Um den Unterhändlern noch ein bisschen mehr Feuer unter den Stühlen zu machen, verkündete Irans Präsident Hassan Rouhani vor dem iranischen Kabinett, dass die Zentrifugen der ersten IR-1-Generation, die bei dem Angriff am Sonntag beschädigt worden sind, von den fortgeschritteneren IR-6-Zentrifugen ersetzt werden, die das Uran noch sehr viel schneller anreichern können. Er betonte, dass der Iran nun in der Lage sei, das Uran auf 60% anzureichern. Um atomwaffenfähiges Uran herzustellen, ist eine Anreicherung auf 90% vonnöten. Es spricht vieles dafür, dass der Iran auf dem Weg dazu ist, die nötigen technischen Voraussetzungen schaffen zu können.
„‘Das ist eine sehr ernstzunehmende Entwicklung, denn die Produktion hoch angereicherten Urans stellt einen wichtigen Schritt in der Produktion einer Atomwaffe dar‘, heißt es von Seiten der (verhandelnden) Länder. ‚Der Iran hat kein glaubwürdiges Erfordernis zur zivilen Nutzung für eine Anreicherung auf diesem Leve‘l.“
(Original: “This is a serious development since the production of highly enriched uranium constitutes an important step in the production of a nuclear weapon,” the countries said. “Iran has no credible civilian need for enrichment at this level.”)
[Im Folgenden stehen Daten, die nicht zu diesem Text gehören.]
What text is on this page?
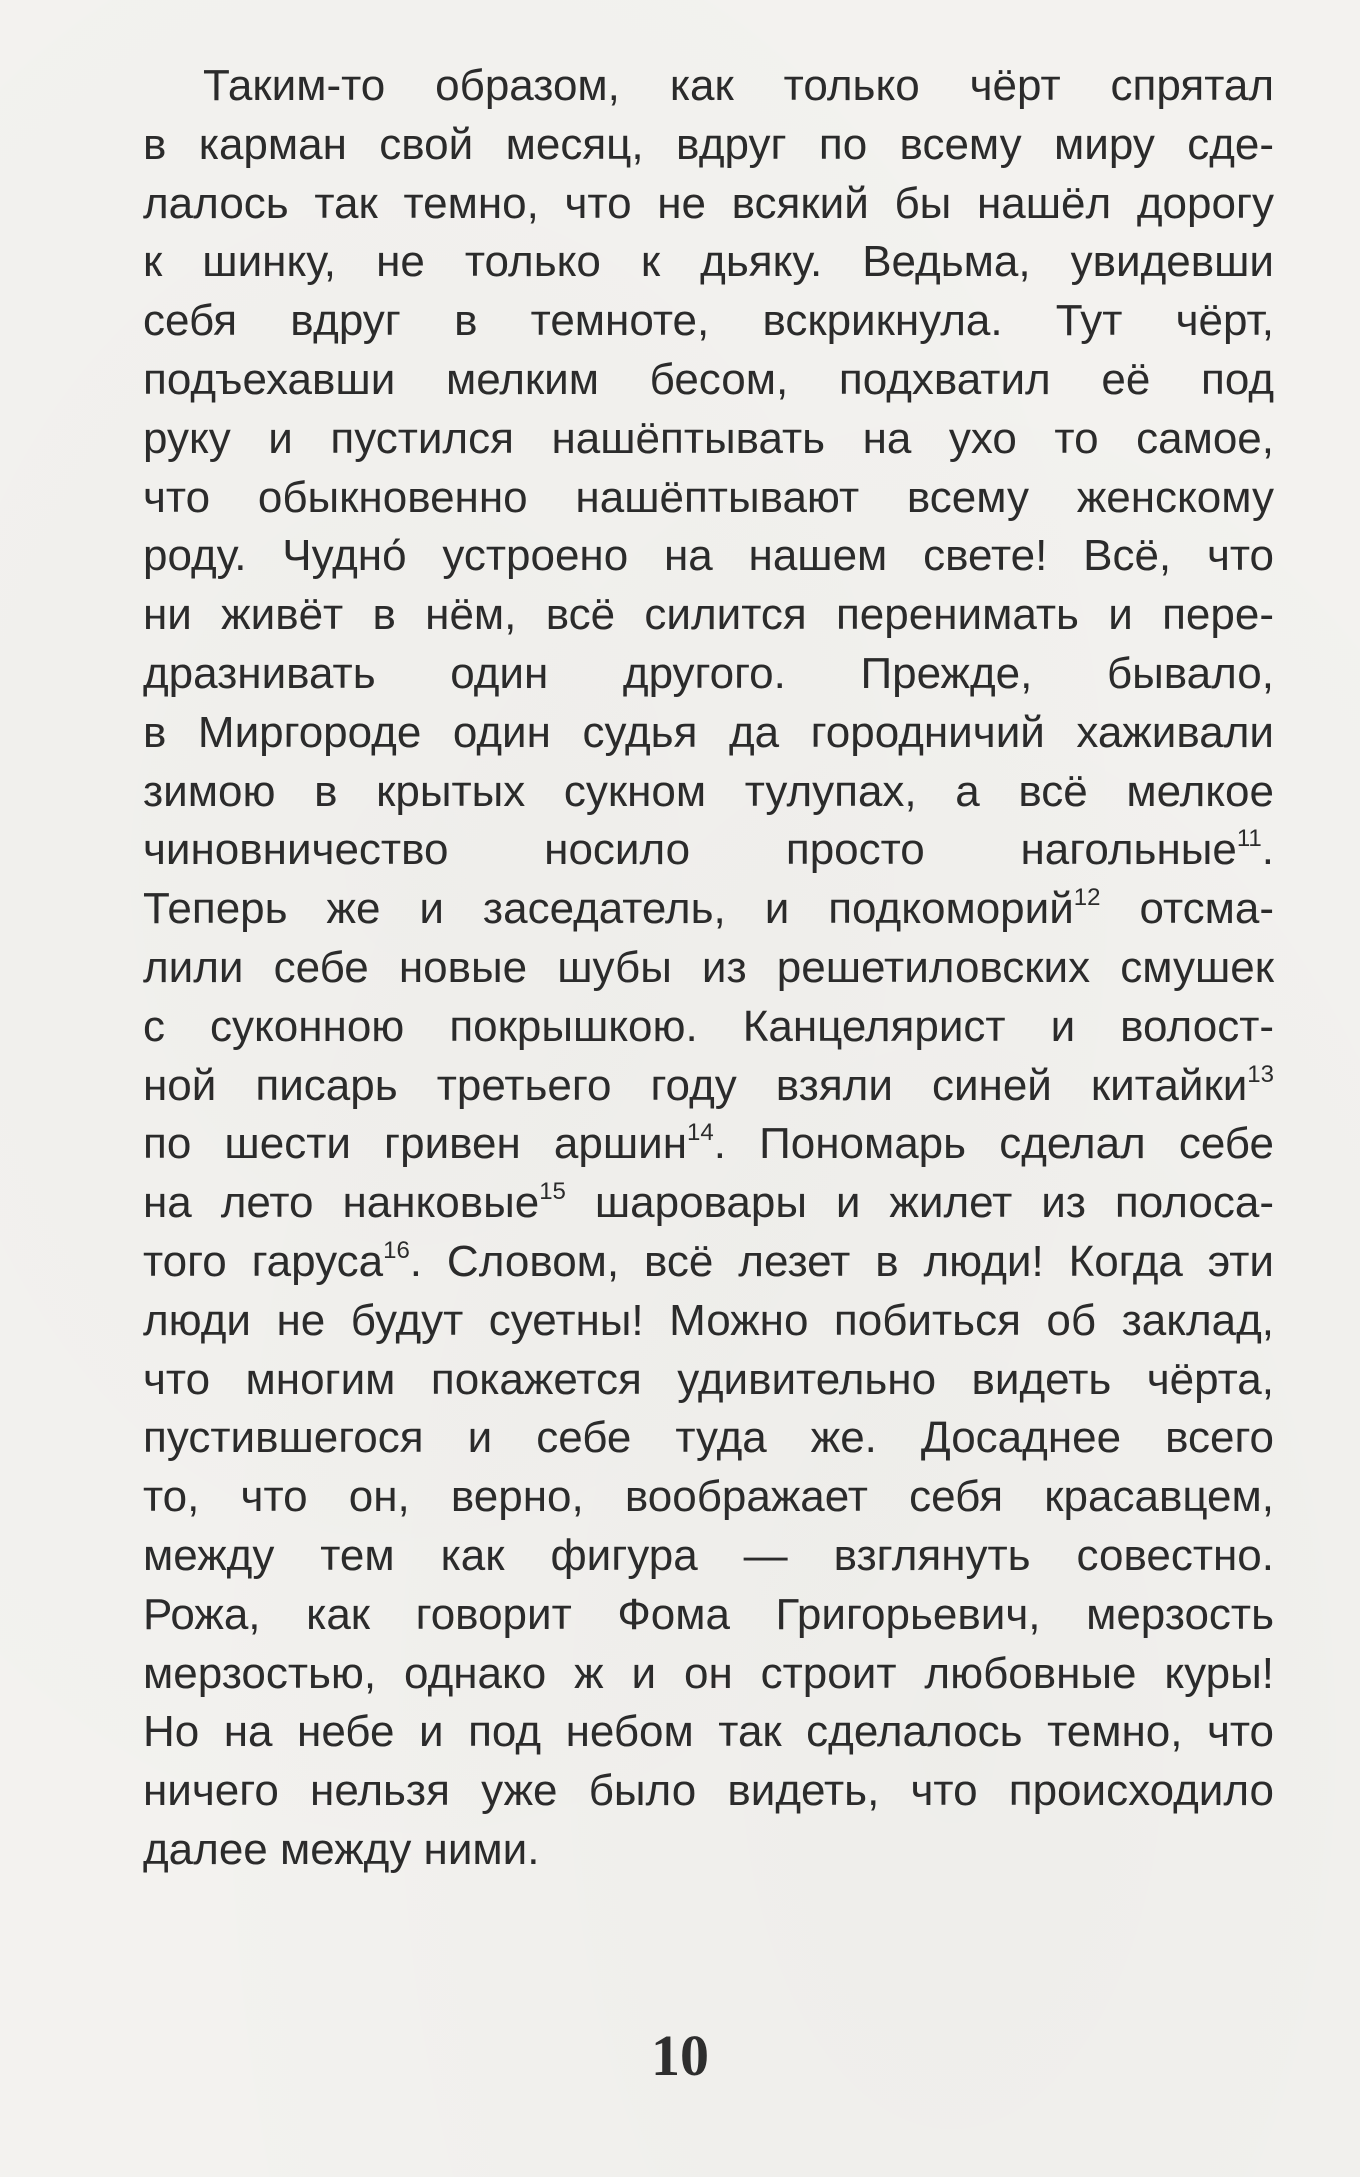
Таким-то образом, как только чёрт спрятал
в карман свой месяц, вдруг по всему миру сде-
лалось так темно, что не всякий бы нашёл дорогу
к шинку, не только к дьяку. Ведьма, увидевши
себя вдруг в темноте, вскрикнула. Тут чёрт,
подъехавши мелким бесом, подхватил её под
руку и пустился нашёптывать на ухо то самое,
что обыкновенно нашёптывают всему женскому
роду. Чудно́ устроено на нашем свете! Всё, что
ни живёт в нём, всё силится перенимать и пере-
дразнивать один другого. Прежде, бывало,
в Миргороде один судья да городничий хаживали
зимою в крытых сукном тулупах, а всё мелкое
чиновничество носило просто нагольные$^{11}$.
Теперь же и заседатель, и подкоморий$^{12}$ отсма-
лили себе новые шубы из решетиловских смушек
с суконною покрышкою. Канцелярист и волост-
ной писарь третьего году взяли синей китайки$^{13}$
по шести гривен аршин$^{14}$. Пономарь сделал себе
на лето нанковые$^{15}$ шаровары и жилет из полоса-
того гаруса$^{16}$. Словом, всё лезет в люди! Когда эти
люди не будут суетны! Можно побиться об заклад,
что многим покажется удивительно видеть чёрта,
пустившегося и себе туда же. Досаднее всего
то, что он, верно, воображает себя красавцем,
между тем как фигура — взглянуть совестно.
Рожа, как говорит Фома Григорьевич, мерзость
мерзостью, однако ж и он строит любовные куры!
Но на небе и под небом так сделалось темно, что
ничего нельзя уже было видеть, что происходило
далее между ними.
10
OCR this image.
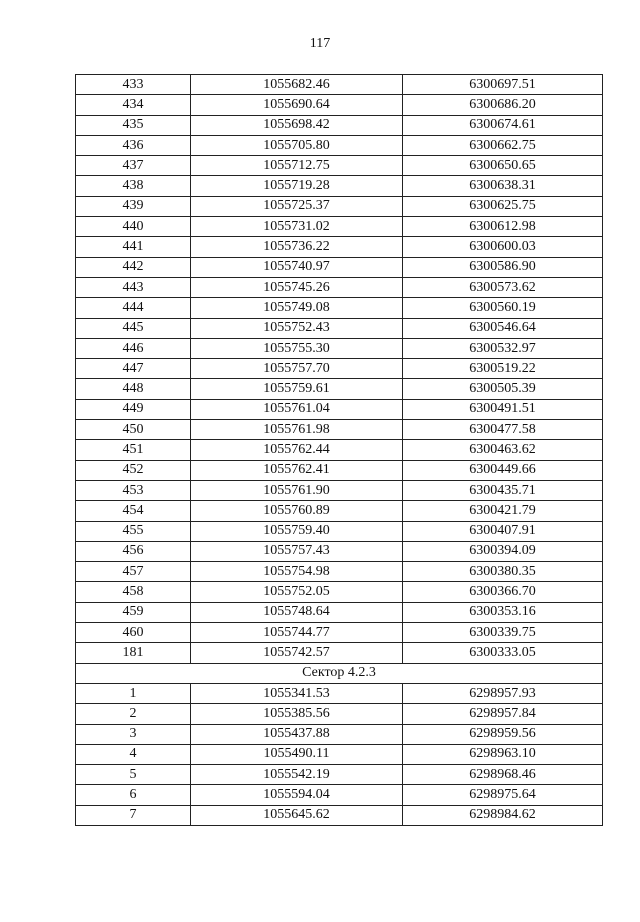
117
433	1055682.46	6300697.51
434	1055690.64	6300686.20
435	1055698.42	6300674.61
436	1055705.80	6300662.75
437	1055712.75	6300650.65
438	1055719.28	6300638.31
439	1055725.37	6300625.75
440	1055731.02	6300612.98
441	1055736.22	6300600.03
442	1055740.97	6300586.90
443	1055745.26	6300573.62
444	1055749.08	6300560.19
445	1055752.43	6300546.64
446	1055755.30	6300532.97
447	1055757.70	6300519.22
448	1055759.61	6300505.39
449	1055761.04	6300491.51
450	1055761.98	6300477.58
451	1055762.44	6300463.62
452	1055762.41	6300449.66
453	1055761.90	6300435.71
454	1055760.89	6300421.79
455	1055759.40	6300407.91
456	1055757.43	6300394.09
457	1055754.98	6300380.35
458	1055752.05	6300366.70
459	1055748.64	6300353.16
460	1055744.77	6300339.75
181	1055742.57	6300333.05
Сектор 4.2.3		
1	1055341.53	6298957.93
2	1055385.56	6298957.84
3	1055437.88	6298959.56
4	1055490.11	6298963.10
5	1055542.19	6298968.46
6	1055594.04	6298975.64
7	1055645.62	6298984.62
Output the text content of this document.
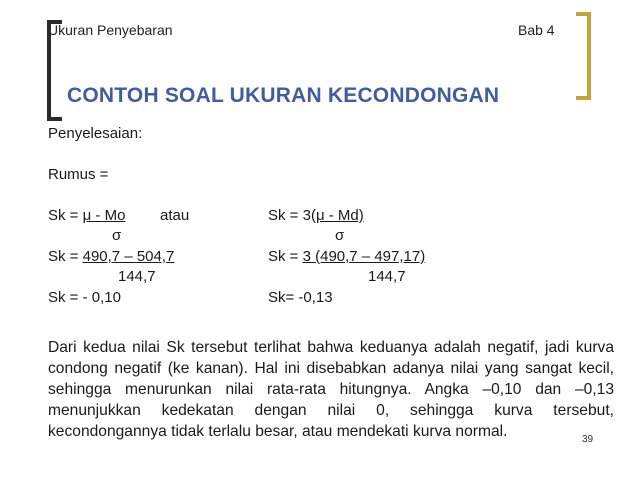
Ukuran Penyebaran	Bab 4
CONTOH SOAL UKURAN KECONDONGAN
Penyelesaian:
Rumus =
Sk = μ - Mo atau
σ
Sk = 3(μ - Md)
σ
Sk = 490,7 – 504,7
144,7
Sk = - 0,10
Sk = 3 (490,7 – 497,17)
144,7
Sk= -0,13
Dari kedua nilai Sk tersebut terlihat bahwa keduanya adalah negatif, jadi kurva condong negatif (ke kanan). Hal ini disebabkan adanya nilai yang sangat kecil, sehingga menurunkan nilai rata-rata hitungnya. Angka –0,10 dan –0,13 menunjukkan kedekatan dengan nilai 0, sehingga kurva tersebut, kecondongannya tidak terlalu besar, atau mendekati kurva normal.	39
Die Inspektoren der internationalen Atombehörde IAEA besuchten die Anlage in Natans
US-Staatssekretär Antony Blinken nannte diese Urananreicherung eine „provokative Meldung“ und stelle die Ernsthaftigkeit des Irans und den Sinn der Atomgespräche in Frage.
Laut yahoo!finance kommentierte der oberste religiöse Führer des Iran, Ayatollah Ali Khamenei, die Verhandlungsangebote in Wien mit der Bemerkung, sie seien, wie üblich, arrogant und erniedrigend und es „nicht einmal wert anzuschauen“. Er erinnerte auch daran, dass die Zeit ablaufe.